Los mas jóvenes llenan Grease, protagonizado por ídolos juveniles de la tele. Para los padres de esa generación Tommy fue una película revolucionaria con la música de Los Who, ahora es un espectáculo magnífico, y para los abuelos hay una obra que se repone para celebrar su 30 aniversario, She Loves me, basada en La Perfumería de Miklos Laszlo. El anuncio de Cats parece formar parte de la fisonomía de la ciudad y se suma a los enormes ingresos del compositor Andrew Lloyd Webber con El fantasma de la ópera -no hay entradas- y la venta anticipada para noviembre cuando se estrene en Nueva York Sunset Boulevard con Glenn Close.

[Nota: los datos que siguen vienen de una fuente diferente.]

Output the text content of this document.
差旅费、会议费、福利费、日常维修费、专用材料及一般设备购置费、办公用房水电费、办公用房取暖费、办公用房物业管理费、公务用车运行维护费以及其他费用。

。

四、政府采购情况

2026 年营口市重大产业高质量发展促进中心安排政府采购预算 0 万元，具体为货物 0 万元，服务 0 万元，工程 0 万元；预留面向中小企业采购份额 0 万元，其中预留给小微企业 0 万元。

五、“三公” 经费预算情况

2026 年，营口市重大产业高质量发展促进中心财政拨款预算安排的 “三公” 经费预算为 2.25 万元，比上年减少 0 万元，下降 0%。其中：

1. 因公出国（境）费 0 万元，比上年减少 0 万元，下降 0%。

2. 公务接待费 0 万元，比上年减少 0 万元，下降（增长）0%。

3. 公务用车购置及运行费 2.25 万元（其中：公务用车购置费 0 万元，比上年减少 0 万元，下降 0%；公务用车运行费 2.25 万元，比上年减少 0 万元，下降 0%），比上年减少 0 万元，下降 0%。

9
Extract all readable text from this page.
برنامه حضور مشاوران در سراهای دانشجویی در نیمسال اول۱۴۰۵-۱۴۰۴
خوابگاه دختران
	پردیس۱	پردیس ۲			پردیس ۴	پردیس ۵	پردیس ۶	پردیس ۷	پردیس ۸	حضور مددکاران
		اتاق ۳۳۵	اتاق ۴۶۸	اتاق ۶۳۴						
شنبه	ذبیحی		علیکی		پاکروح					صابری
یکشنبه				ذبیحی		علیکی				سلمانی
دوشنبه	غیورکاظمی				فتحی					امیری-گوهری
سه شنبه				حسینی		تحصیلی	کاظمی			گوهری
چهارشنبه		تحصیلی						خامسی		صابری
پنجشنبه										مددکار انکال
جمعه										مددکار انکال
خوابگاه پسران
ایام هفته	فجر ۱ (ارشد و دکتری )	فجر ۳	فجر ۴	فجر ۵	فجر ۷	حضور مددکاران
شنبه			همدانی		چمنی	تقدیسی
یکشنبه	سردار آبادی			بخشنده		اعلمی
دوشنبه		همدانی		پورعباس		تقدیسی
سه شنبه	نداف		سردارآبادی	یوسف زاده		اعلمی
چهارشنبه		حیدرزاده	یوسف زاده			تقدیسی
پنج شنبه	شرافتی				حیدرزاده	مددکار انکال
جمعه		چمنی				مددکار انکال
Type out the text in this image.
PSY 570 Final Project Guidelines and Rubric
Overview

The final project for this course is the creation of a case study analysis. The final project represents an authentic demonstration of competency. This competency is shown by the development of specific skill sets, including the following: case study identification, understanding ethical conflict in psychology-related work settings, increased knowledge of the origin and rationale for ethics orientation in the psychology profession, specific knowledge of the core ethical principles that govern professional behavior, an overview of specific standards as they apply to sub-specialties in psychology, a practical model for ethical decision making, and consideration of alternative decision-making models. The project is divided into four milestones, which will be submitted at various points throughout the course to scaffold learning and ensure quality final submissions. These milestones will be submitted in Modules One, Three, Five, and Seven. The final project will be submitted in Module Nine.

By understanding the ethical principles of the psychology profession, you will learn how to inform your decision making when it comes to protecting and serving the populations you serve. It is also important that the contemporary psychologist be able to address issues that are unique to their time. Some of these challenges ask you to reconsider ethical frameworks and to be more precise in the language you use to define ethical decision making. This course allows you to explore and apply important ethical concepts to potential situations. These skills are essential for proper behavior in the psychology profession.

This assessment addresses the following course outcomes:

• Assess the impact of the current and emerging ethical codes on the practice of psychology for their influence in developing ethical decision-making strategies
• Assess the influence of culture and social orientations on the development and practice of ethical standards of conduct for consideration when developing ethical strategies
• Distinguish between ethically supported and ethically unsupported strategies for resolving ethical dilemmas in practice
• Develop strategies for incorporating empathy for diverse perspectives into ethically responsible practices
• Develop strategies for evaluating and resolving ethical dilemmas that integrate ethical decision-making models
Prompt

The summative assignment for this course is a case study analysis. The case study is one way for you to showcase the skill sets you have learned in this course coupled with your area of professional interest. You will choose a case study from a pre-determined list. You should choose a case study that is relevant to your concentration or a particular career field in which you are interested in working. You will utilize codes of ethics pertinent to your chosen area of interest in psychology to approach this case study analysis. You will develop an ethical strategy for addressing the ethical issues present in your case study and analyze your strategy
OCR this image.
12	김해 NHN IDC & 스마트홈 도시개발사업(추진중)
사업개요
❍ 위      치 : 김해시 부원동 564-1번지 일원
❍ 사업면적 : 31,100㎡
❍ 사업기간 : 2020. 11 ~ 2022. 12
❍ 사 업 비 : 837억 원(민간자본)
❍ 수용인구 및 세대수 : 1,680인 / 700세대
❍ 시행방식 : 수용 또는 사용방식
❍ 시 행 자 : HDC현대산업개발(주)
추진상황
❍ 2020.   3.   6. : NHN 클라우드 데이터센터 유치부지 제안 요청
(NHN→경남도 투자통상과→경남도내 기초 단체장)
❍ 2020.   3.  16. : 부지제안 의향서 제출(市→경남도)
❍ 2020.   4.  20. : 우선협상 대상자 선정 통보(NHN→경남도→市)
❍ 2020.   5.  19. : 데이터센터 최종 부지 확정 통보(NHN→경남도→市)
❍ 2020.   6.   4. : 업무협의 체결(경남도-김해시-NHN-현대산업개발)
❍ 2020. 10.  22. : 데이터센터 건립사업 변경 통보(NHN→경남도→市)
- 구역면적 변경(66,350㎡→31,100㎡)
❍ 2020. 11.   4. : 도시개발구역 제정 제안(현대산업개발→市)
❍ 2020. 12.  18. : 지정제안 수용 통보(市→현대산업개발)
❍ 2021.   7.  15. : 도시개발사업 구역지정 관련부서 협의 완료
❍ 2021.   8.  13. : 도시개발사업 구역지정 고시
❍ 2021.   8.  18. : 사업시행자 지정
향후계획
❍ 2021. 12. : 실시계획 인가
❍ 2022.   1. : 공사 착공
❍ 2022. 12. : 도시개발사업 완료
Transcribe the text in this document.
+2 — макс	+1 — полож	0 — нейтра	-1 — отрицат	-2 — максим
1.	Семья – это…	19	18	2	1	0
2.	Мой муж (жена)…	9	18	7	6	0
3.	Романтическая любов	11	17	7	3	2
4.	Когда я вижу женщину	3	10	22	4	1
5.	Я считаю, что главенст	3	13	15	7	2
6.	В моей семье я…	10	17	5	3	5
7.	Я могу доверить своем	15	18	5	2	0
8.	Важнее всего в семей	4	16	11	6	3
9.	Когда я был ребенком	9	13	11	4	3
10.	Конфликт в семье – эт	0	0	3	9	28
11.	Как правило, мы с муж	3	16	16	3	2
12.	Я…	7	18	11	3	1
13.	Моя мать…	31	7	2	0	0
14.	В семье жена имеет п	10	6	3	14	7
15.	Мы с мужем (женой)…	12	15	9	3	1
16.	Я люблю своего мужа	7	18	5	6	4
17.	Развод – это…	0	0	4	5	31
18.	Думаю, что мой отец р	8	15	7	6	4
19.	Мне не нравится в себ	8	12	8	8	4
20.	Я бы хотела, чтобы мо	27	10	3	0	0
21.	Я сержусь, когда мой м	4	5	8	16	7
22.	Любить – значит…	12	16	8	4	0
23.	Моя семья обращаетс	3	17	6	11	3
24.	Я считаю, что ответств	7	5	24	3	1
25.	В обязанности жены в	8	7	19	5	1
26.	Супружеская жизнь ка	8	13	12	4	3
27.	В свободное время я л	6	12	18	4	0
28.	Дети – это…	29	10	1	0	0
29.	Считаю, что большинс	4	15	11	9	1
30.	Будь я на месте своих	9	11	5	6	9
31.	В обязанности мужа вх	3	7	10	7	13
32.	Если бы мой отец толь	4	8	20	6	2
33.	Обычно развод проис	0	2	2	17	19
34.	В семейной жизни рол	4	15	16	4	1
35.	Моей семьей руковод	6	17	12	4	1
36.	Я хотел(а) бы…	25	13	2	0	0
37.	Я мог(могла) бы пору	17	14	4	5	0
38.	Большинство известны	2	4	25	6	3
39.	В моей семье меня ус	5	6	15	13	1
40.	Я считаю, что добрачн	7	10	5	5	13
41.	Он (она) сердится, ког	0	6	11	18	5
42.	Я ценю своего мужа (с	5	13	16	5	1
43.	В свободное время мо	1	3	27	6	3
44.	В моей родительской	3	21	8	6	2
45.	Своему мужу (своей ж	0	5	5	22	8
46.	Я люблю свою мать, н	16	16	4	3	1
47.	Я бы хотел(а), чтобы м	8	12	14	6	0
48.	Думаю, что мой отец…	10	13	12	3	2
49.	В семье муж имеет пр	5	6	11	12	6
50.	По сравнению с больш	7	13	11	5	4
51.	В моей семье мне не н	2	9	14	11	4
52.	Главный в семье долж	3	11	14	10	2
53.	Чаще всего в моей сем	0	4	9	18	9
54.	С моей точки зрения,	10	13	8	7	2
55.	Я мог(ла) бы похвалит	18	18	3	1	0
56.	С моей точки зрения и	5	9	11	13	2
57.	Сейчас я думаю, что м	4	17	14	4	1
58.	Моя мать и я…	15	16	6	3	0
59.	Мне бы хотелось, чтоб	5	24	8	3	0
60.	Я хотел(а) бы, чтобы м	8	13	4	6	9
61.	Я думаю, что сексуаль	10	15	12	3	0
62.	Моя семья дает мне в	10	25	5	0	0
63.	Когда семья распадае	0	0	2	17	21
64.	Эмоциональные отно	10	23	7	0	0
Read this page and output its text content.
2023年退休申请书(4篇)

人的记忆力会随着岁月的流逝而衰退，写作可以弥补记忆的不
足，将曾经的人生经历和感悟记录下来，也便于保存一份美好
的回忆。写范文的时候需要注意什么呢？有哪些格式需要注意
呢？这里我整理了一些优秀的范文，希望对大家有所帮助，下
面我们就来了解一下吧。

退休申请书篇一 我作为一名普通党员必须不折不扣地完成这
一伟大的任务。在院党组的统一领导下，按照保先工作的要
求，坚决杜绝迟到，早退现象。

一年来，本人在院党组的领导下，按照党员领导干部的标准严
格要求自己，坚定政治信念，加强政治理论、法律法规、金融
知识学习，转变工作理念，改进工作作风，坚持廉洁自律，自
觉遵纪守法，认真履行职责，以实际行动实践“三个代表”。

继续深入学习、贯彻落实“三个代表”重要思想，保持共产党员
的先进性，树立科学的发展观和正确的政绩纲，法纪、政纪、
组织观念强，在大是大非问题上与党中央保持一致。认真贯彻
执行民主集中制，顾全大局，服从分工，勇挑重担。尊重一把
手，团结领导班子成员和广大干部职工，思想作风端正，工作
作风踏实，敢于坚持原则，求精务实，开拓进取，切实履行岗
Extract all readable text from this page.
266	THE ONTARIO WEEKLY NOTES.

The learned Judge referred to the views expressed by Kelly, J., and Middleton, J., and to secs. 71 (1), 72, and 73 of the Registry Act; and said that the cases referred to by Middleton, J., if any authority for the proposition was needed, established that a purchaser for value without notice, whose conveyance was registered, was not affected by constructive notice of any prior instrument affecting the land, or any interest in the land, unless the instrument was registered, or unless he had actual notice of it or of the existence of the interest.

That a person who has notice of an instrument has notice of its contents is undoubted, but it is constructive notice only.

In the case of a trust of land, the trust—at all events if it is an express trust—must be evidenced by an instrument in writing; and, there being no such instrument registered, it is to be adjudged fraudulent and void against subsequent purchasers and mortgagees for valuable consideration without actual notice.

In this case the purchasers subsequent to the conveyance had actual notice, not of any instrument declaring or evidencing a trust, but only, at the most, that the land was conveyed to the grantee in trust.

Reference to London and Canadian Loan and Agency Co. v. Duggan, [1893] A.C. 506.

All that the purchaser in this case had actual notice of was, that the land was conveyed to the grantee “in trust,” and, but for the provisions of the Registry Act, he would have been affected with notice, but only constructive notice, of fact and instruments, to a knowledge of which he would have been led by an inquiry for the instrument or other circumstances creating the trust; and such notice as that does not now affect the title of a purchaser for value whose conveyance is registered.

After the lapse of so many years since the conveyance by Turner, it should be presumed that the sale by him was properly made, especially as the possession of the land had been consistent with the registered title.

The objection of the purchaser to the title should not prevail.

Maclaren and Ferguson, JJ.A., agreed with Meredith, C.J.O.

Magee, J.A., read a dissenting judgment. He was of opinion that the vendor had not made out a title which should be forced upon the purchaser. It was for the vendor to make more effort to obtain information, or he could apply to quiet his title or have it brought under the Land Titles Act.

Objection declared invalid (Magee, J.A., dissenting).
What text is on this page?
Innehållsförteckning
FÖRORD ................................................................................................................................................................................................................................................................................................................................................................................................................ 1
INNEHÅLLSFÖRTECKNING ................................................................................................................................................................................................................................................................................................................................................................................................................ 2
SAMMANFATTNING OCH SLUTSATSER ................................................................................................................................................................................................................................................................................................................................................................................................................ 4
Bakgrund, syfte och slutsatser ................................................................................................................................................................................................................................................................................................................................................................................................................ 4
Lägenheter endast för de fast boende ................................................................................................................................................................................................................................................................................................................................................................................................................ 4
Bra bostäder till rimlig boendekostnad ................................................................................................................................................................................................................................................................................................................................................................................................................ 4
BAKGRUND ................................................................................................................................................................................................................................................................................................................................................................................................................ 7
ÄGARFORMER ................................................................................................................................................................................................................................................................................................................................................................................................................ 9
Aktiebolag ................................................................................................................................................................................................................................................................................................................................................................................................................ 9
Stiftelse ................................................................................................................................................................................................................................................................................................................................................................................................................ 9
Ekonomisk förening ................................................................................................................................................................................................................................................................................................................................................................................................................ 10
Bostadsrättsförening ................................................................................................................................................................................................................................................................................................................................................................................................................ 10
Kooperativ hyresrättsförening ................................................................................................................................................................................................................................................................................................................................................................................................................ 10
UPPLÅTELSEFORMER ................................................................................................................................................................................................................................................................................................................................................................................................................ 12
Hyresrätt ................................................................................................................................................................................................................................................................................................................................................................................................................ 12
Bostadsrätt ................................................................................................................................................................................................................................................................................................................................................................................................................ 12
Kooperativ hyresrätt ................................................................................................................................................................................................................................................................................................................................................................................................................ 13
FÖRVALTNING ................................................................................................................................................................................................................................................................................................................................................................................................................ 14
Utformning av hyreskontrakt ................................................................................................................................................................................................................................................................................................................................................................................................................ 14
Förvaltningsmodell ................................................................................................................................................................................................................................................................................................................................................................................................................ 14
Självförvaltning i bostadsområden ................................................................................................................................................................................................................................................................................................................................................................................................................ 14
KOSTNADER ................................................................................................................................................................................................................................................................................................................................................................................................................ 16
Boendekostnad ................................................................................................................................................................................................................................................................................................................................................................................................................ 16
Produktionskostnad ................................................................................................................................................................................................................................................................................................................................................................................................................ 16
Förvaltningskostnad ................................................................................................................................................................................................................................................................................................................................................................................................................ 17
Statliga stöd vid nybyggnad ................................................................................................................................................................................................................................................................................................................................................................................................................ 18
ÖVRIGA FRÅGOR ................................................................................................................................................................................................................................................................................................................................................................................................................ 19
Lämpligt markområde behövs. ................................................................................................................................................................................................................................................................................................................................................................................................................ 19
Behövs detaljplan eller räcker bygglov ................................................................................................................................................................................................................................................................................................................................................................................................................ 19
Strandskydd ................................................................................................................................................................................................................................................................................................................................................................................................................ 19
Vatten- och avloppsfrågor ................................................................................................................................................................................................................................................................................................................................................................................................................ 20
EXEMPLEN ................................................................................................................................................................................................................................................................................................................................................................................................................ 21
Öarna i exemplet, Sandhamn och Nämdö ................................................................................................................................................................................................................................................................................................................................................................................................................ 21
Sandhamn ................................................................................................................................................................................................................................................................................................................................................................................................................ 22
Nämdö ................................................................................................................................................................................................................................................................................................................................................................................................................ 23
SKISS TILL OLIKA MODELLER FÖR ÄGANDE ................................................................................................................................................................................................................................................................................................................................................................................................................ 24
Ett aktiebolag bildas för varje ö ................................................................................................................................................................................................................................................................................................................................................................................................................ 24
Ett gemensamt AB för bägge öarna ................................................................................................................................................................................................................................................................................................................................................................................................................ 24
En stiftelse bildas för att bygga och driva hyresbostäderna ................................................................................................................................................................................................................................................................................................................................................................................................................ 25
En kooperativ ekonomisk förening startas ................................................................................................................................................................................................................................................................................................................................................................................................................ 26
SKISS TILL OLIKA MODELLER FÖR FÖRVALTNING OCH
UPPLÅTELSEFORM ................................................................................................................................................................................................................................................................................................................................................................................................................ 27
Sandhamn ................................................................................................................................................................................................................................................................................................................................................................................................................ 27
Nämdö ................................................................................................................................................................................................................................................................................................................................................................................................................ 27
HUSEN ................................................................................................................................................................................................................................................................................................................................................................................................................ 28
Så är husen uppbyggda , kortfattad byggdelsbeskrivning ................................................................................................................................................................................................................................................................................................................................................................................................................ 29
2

Los autores franceses de Los miserables y Miss Saigon se defienden bien en la cartelera, pero sigue siendo sorprendente que títulos como Damm Yankees (la historia de un forofo del equipo de los Yankees que es capaz de vender su alma al diablo para lograr el tanto de la victoria), no pueda mantenerse en la cartelera. Todos estos espectáculos son musicales de carísima producción y que tienen como base una empresa formada por inversores que arriesgan su dinero para conseguir más dinero.

Sólo un compositor, Stephen Sondheim, ha conseguido el difícil reto de salirse de las normas establecidas, estrenando en Broadway espectáculos sin los componentes de una empresa comercial. Ahora la crítica y el público discuten sobre su último musical, Passion, la cruel relación de un hombre enamorado de una mujer fea y desagradable.

En este tipo de industria donde prácticamente las únicas obras de gran éxito son las dos partes de Angels in America (con el SIDA como tema central) ¿qué hacer con Arthur Miller o Sephard? en la historia de la literatura su puesto está asegurado, en la industria hay que saber con quien te las estás jugando.